Alexis: So if folks would like to learn more about Scrivener and Literature & Latte, where should they go?

Keith: They should go to literatureandlatte.com. Actually you asked about mistakes – there’s a mistake right there. [Chuckling] When picking a website address and company name, I went for the ridiculously long one rather than something like xtech or something. Now, every time I have to tell my email address, I write it down or say it. “What? What’s that? Literature – that sounds like – is this a software company?”

But yes, it’s literatureandlatte.com, which is going to be why I wanted to name a coffee shop. When I was younger, I’d always go inside a coffee/bookshop called that, so my company got named that as well — literatureandlatte.com.

Alexis: Well that’s what I was going to ask again about the name.
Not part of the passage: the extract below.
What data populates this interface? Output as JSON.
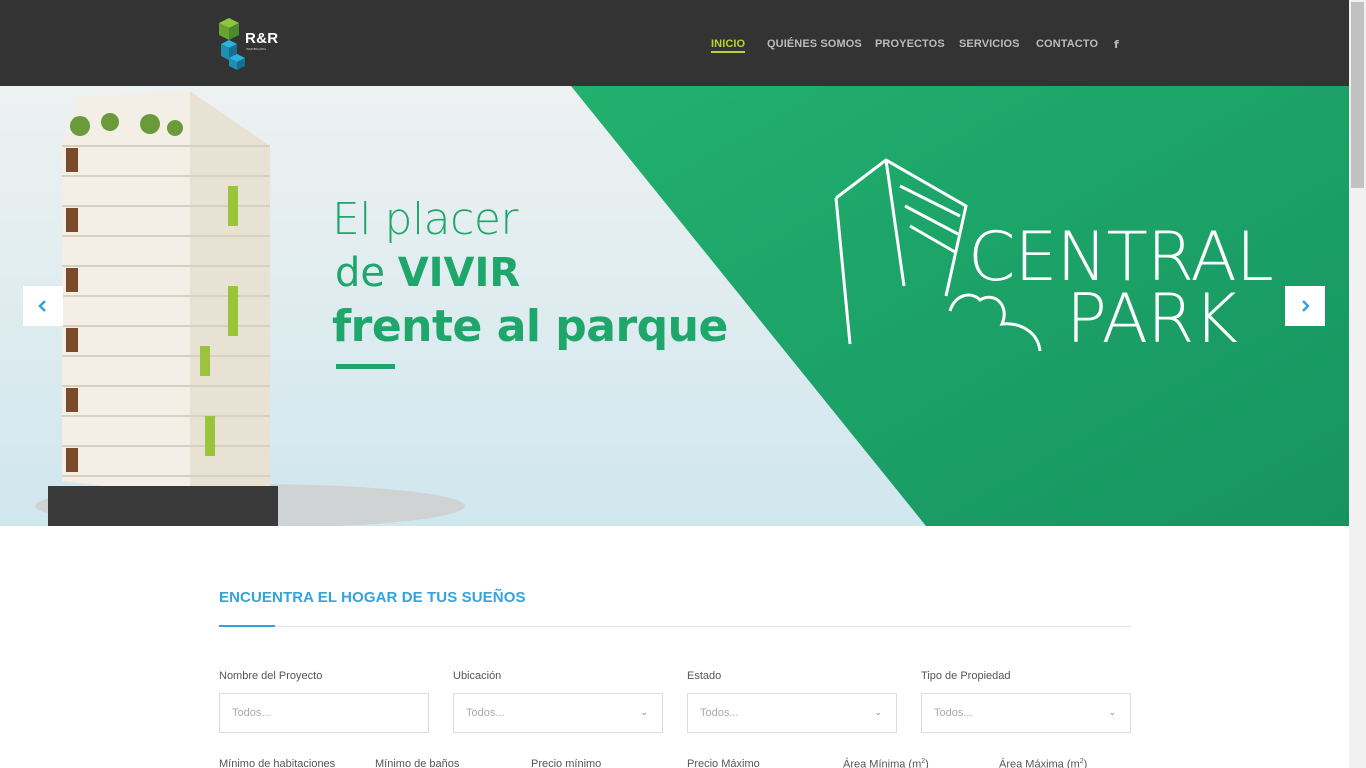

Where can we find out what you’re eating for lunch or what you’re doing around your hometown on twitter?

Keith: I don’t have my own – we have a Scrivener Twitter feed. We’re just at twitter.com\scrivenerapp. Someone else has already got the scrivener name on Twitter – this poor guy in Hawaii. It’s actually brilliant – he gets Twitter messages to him every day. “I think you’re meant to contact Scrivener.” He’s always really humorous with them; he’s brilliant. But yeah, it’s @scrivenerapp on Twitter.

I don’t have my own Scrivener feed and my blog on Literature & Latte is always pertaining to Scrivener. I don’t tend to bore people with my own kind of lunch and what I’m having for tea and things.

Alexis: We’ll have to change that [chuckling].

Keith: It’s not a done thing, is it? Damn it [chuckles].

Alexis: You can follow Binpress @Binpress and you can follow myself and find out what I’m drinking for tea – probably Earl Grey, like Captain Jean Luc Picard — @alexissantos.

Thanks again, Keith, for taking time out of your busy support schedule for NaNoWriMo. I assume you get a flurry of, “This isn’t working!”

Keith: Oh yeah, we get more people this month, but it’s all good fun. Thank you for having me on!